Bogus LinkedIn Profiles Lead To Malware

Trend Micro reports that bogus profiles on social networking website LinkedIn are installing malware. Fraudulent accounts in the name of celebrities such as Beyoncé Knowles, Victoria Beckham, Christina Ricci, Kirsten Dunst, Salma Hayek, Kate Hudson and others are littered with links that take surfers to site harboring malware.

The attack is still under investigation and reminds the old hacker trick of baiting infectious email attachments with celebrity lures. As if to reinforce the point, one of the fraudulent profiles is registered in the name of Paris Hilton and tempts users with supposed links to her infamous sex tapes.

Another bogus profile created in the name of Beyoncé Knowles claims to offer nude pics of the shapely singer, as recorded in screen shots obtained by Trend Micro here. A quick search of LinkedIn reveals that the offending profile has since been purged. Other fraudulent registrations to also disappear soon.

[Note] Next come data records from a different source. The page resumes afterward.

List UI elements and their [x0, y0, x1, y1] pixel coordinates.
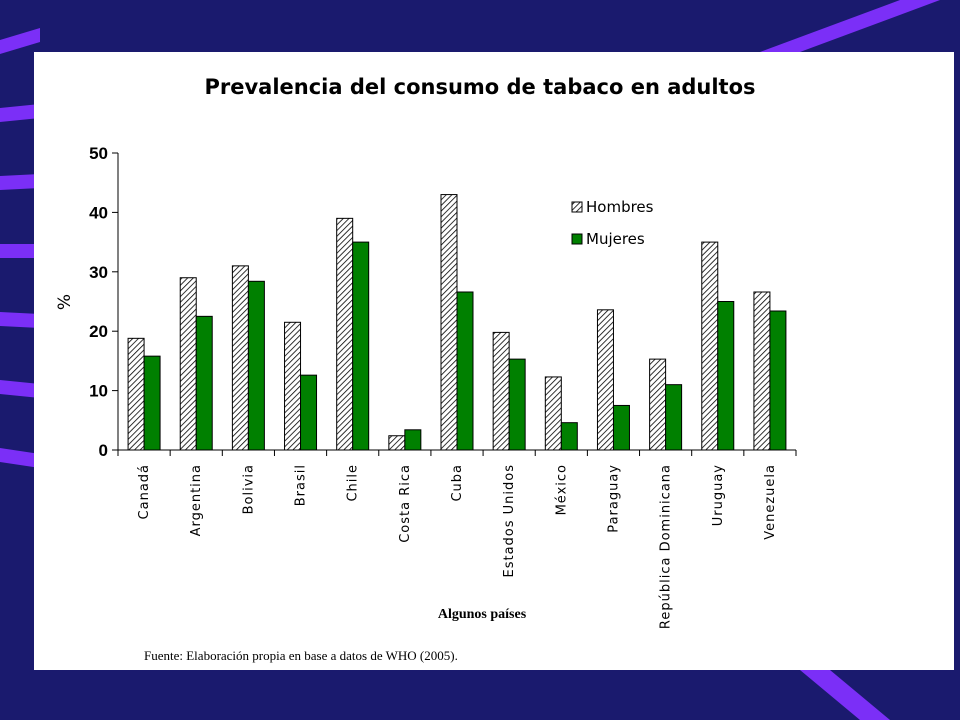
- bar-mujeres-0: [143, 355, 161, 451]
- bar-hombres-9: [596, 309, 614, 451]
- category-label-4: Chile: [346, 464, 361, 502]
- y-axis-label: %: [55, 294, 75, 310]
- bar-chart: Prevalencia del consumo de tabaco en adu…: [55, 75, 797, 663]
- bar-hombres-1: [179, 277, 197, 451]
- y-tick-label-50: 50: [89, 144, 108, 163]
- bar-hombres-6: [440, 194, 458, 451]
- chart-panel: Prevalencia del consumo de tabaco en adu…: [34, 52, 954, 670]
- bar-mujeres-6: [456, 291, 474, 451]
- axes: Canadá Argentina Bolivia Brasil Chile Costa R…: [89, 144, 797, 629]
- bar-mujeres-8: [560, 422, 578, 451]
- plot-area: [127, 194, 787, 451]
- bar-mujeres-12: [769, 310, 787, 451]
- legend-swatch-mujeres: [571, 233, 583, 245]
- bar-mujeres-4: [352, 241, 370, 451]
- bar-mujeres-9: [612, 404, 630, 451]
- bar-hombres-4: [336, 217, 354, 451]
- legend-swatch-hombres: [571, 201, 583, 213]
- category-label-12: Venezuela: [763, 464, 778, 540]
- bar-mujeres-10: [665, 384, 683, 451]
- y-tick-label-20: 20: [89, 322, 108, 341]
- bar-hombres-12: [753, 291, 771, 451]
- bar-hombres-7: [492, 331, 510, 451]
- bar-mujeres-5: [404, 429, 422, 451]
- category-label-9: Paraguay: [606, 464, 621, 533]
- legend-label-mujeres: Mujeres: [586, 230, 645, 248]
- category-label-0: Canadá: [137, 464, 152, 519]
- bar-hombres-0: [127, 337, 145, 451]
- bar-hombres-2: [231, 265, 249, 451]
- category-label-7: Estados Unidos: [502, 464, 517, 578]
- bar-hombres-11: [701, 241, 719, 451]
- bar-hombres-8: [544, 376, 562, 451]
- x-axis-label: Algunos países: [438, 607, 527, 622]
- category-label-2: Bolivia: [241, 464, 256, 514]
- y-tick-label-10: 10: [89, 382, 108, 401]
- bar-hombres-3: [284, 321, 302, 451]
- bar-mujeres-3: [300, 374, 318, 451]
- y-tick-label-30: 30: [89, 263, 108, 282]
- category-label-11: Uruguay: [711, 464, 726, 526]
- category-label-3: Brasil: [294, 464, 309, 506]
- bar-hombres-10: [649, 358, 667, 451]
- bar-mujeres-11: [717, 301, 735, 451]
- source-note: Fuente: Elaboración propia en base a dat…: [144, 648, 458, 663]
- category-label-8: México: [554, 464, 569, 515]
- bar-hombres-5: [388, 435, 406, 451]
- legend: Hombres Mujeres: [571, 198, 654, 248]
- bar-mujeres-2: [247, 280, 265, 451]
- bar-mujeres-7: [508, 358, 526, 451]
- y-tick-label-40: 40: [89, 203, 108, 222]
- category-label-1: Argentina: [189, 464, 204, 536]
- category-label-5: Costa Rica: [398, 464, 413, 543]
- chart-title: Prevalencia del consumo de tabaco en adu…: [204, 75, 755, 99]
- bar-mujeres-1: [195, 315, 213, 451]
- y-tick-label-0: 0: [99, 441, 108, 460]
- category-label-6: Cuba: [450, 464, 465, 502]
- legend-label-hombres: Hombres: [586, 198, 654, 216]
- category-label-10: República Dominicana: [659, 464, 674, 629]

Security researchers have identified that at least some of the maliciously constructed profiles punted malicious scripts, specifically the Decdec-A Javascript code, linked to Trojan attacks.

McAfee adds that hundreds of identikit bogus profiles have been created by miscreants. “The rogue profiles look all alike, with a picture of the celebrity and three links to the parts of the “nude video” like shown in the following picture,” McAfee reports.

Spammers, malware authors and other cybercriminals may be abusing the system to link to their webpages in the hope that it will generate a higher ranking in search engines like Google, explained in by Sophos security blog. When an unsuspecting user gets tricked to follow the lure, he will end up on different malicious websites trying the classical social-engineering tricks of either the “missing video codec” or of showing a fake AV scan and telling that the user his computer was infected with malware and offering a “free” AV scanner software, which in fact is the real threat.